Sérgio Britto nunca esteve tão confortável com sua própria sonoridade. Em Mango Dragon Fruit, seu sexto álbum solo, lançado em abril pela Midas Music, o músico mostra um equilíbrio entre a elegância da bossa nova, a leveza do pop e a liberdade do jazz, tudo costurado por letras pessoais e uma estética cada vez mais refinada. O trabalho representa um passo firme em sua trajetória individual, com participações de nomes como Ed Motta, Bebel Gilberto, Fernanda Takai, Brothers of Brazil e Roberto Menescal.
O título inusitado, inspirado em uma bebida tropical da Starbucks, reflete o clima sensual e inventivo da faixa homônima. Entre composições próprias e releituras como Eu Sou do Tempo, de Rita Lee e Roberto de Carvalho, Sérgio dá continuidade à busca por uma identidade musical que vem lapidando desde que começou a se afastar do rock direto dos Titãs. “Acho que cheguei em um resultado que me satisfaz muito. Esse disco tem arranjos mais ousados e espaço para improviso”, comentou o cantor.
Em bate-papo com o Blog n’ Roll, Sérgio Britto falou sobre o processo de criação do álbum, a colaboração com artistas de diferentes gerações, sua relação com a música brasileira e, claro, relembrou momentos marcantes do Titãs e comentou sobre sua ligação com a cidade de Santos. Confira a íntegra abaixo.

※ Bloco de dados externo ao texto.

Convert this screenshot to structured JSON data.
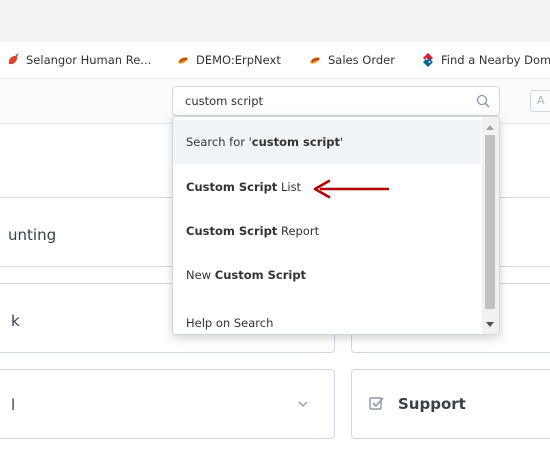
{
  "bookmarks": [
    {
      "label": "Selangor Human Re...",
      "icon": "red-pepper-icon"
    },
    {
      "label": "DEMO:ErpNext",
      "icon": "chili-icon"
    },
    {
      "label": "Sales Order",
      "icon": "chili-icon"
    },
    {
      "label": "Find a Nearby Dom",
      "icon": "dominos-icon"
    }
  ],
  "search": {
    "value": "custom script",
    "right_box_text": "A"
  },
  "dropdown": {
    "items": [
      {
        "prefix": "Search for '",
        "bold": "custom script",
        "suffix": "'"
      },
      {
        "bold": "Custom Script",
        "suffix": " List"
      },
      {
        "bold": "Custom Script",
        "suffix": " Report"
      },
      {
        "prefix": "New ",
        "bold": "Custom Script",
        "suffix": ""
      },
      {
        "label": "Help on Search"
      }
    ]
  },
  "cards": {
    "accounting_label": "unting",
    "second_label": "k",
    "third_label": "l",
    "support_label": "Support"
  },
  "colors": {
    "annotation_arrow": "#b30000",
    "border": "#d1d8dd"
  }
}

Percebi que o disco tem uma sonoridade bem interessante. Gostei da ideia de você misturar bossa nova com um pouquinho de música latina e também um flerte com o jazz, que acho que dá o grande charme do álbum. Como foi esse processo criativo e quais as influências para chegar nessa sonoridade?

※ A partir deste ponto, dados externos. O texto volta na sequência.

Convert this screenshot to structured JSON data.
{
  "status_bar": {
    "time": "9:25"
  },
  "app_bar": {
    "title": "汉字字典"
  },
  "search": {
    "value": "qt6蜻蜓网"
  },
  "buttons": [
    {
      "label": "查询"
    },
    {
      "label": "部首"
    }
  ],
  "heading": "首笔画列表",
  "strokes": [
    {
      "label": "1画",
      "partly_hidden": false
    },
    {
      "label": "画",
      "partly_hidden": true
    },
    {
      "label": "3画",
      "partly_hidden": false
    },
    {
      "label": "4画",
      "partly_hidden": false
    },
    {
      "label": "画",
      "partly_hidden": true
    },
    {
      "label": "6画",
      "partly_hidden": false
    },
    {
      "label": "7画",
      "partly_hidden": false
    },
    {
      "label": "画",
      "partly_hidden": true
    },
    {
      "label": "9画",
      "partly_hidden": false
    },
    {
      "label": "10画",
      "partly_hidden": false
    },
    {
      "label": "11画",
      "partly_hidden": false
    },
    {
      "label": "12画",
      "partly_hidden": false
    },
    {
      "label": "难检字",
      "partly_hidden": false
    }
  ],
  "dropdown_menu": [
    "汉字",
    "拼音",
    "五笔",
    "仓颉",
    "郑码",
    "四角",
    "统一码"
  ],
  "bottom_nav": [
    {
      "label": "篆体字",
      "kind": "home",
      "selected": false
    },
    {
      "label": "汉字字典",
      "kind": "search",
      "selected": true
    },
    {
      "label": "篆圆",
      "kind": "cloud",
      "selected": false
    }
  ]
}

Sergio Britto – Olha, isso é algo que venho desenvolvendo há algum tempo. Não é só nesse disco, já tenho seis discos solo. Desde que comecei a trilhar esse caminho, estava em busca de uma sonoridade própria. Sempre fui muito ligado à MPB e, mais especificamente, à bossa nova. É uma linguagem com a qual tenho intimidade desde garoto. Quando comecei a pensar no meu trabalho solo, percebi que esse era um caminho que me diferenciava dos Titãs e me distinguia como artista. Então, passei a misturar esses elementos com ingredientes da música pop e outros sons, buscando uma bossa nova com a minha cara.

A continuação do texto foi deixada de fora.